These days we're so used to TV talent shows - the X Factor, Britain's Got Talent and the like - that we tend to forget talent contests from the past.
And the winner of one of them, Opportunity Knocks, was a quiet, unassuming Welsh girl from Pontardawe who went on to achieve international fame and stardom.
Mary Hopkin performing Those Were The Days on Top of the Pops in 1968
Mary Hopkin was born in the Swansea Valley town of Pontardawe on 3 May 1950. She came from a Welsh speaking family and, from an early age, it was clear that she had musical talent – so much so that her parents paid for her to have singing lessons.
She began her musical career as a member of a Pontardawe folk band, soon to be called the Selby Set and Mary. Her first recording was in the Welsh language, an extended play record (four songs instead of just an A and B side), a record that was moderately successful. However, as the lyrics were in Welsh the record had limited play opportunities in those days before Radio Wales and Radio Cymru.
Hopkin's big break came in the summer of 1968 when she appeared on the national TV talent show Opportunity Knocks, hosted by veteran broadcaster and presenter Hughie Green. She didn't just win, Mary "knocked them dead" and people from all across the country sat up to take notice of this blond girl from the Welsh valleys with a voice of pure gold.
Mary Hopkin's appearance on Opportunity Knocks was seen by model and 60s icon Twiggy.

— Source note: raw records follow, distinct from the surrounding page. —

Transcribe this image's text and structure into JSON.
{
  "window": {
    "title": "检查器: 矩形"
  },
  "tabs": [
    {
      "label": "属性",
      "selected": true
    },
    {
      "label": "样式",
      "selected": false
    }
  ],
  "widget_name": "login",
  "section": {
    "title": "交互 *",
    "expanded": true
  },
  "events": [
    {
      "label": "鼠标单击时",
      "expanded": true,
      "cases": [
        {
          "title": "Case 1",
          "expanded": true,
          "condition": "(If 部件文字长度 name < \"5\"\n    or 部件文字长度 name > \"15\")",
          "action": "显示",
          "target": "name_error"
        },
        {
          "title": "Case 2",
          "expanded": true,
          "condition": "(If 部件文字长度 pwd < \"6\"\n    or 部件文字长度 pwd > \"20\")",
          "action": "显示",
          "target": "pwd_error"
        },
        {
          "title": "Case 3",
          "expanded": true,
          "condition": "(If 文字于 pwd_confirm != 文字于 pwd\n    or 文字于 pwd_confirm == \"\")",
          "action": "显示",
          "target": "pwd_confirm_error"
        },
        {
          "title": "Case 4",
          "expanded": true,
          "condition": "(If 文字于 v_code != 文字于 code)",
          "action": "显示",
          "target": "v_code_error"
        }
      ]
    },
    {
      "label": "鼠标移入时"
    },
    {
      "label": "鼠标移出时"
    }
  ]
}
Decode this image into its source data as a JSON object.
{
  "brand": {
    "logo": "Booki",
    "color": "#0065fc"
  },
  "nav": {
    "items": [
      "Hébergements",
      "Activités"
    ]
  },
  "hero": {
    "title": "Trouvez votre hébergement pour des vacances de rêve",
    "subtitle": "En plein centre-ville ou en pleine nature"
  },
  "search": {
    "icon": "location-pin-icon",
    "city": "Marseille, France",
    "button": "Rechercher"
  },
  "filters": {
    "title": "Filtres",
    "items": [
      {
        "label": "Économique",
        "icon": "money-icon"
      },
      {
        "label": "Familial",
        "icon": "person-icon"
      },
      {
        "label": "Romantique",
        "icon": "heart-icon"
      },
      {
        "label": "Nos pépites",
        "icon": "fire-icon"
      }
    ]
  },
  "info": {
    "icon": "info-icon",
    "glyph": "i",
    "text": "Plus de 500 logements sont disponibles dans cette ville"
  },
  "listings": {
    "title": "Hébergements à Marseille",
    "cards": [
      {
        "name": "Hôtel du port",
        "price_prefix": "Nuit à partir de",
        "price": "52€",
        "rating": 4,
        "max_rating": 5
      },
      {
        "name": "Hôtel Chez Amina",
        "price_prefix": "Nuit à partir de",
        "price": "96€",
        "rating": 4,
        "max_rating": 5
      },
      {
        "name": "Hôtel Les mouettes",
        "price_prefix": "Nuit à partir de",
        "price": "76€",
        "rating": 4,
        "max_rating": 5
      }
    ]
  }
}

She immediately told Paul McCartney about Hopkin and McCartney, actively looking for new artists to record for the Beatles Apple Label, promptly signed her up.
The rest, as they say, is history. Released on 31 August 1968, Mary's first recording, Those Were The Days – a romantic, even sentimental look back to the golden days of the past – shot to the number one spot in the British singles chart. Sandie Shaw had her version of the song released at the same time but it was totally eclipsed by the record from this Welsh newcomer.
Those Were The Days was a huge hit in the USA as well as Britain, selling nearly two million copies and reaching the number two spot in the Billboard 100. World-wide, record sales of the disc topped eight million and Mary duly received her obligatory gold disc for her achievement and the record sales.
Mary Hopkin followed up her initial success with an LP, produced by McCartney, that reached number three in the album charts. She also recorded and released several more top 10 discs, including Goodbye - which was kept off the top spot by none other than Paul McCartney and the Beatles - and Temma Harbour which peaked at number six.
In 1970 Mary represented the UK in the Eurovision Song Contest. In the days when Britain really did stand a chance of winning the annual song contest, Mary was the hot favourite.
In the event, however, she came second, despite a bravura performance, to Irish singer Dana who triumphed with her saccharine, sickly sweet All Kinds of Everything. Mary's song, Knock Knock, Who's There, got as far as number two in the singles charts – it was some consolation to British record fans.
Having married Tony Visconti, in the early 1970s Mary stepped back from the pop music scene. Always a folk singer at heart, she had never enjoyed the "pop factory" and now was the time to start a family. Even so she carried on recording and even released a few singles that were attractive but not really successful.
Over the next few years Mary featured in groups such as Sundance and Oasis – not the Gallagher brothers band - with Peter Skellern and Julian Lloyd Webber. Her time in these groups was short but she continued to sing and appear at various festivals, often with groups such as the Chieftains. In 1981 she and Tony Visconti were divorced and she returned to Wales to live.
Perhaps her most notable performance from these years was as Rosie Probert in the George Martin version of Dylan Thomas's Under Milk Wood.
Mary Hopkin continues to work and record. Her children are also singers and Mary is keen to help them in their careers. She is no longer part of the pop scene – and is gratefull for that – but her 1968 recording of Those Were The Days remains an iconic image of the 1960s. And it was all thanks to a TV talent show.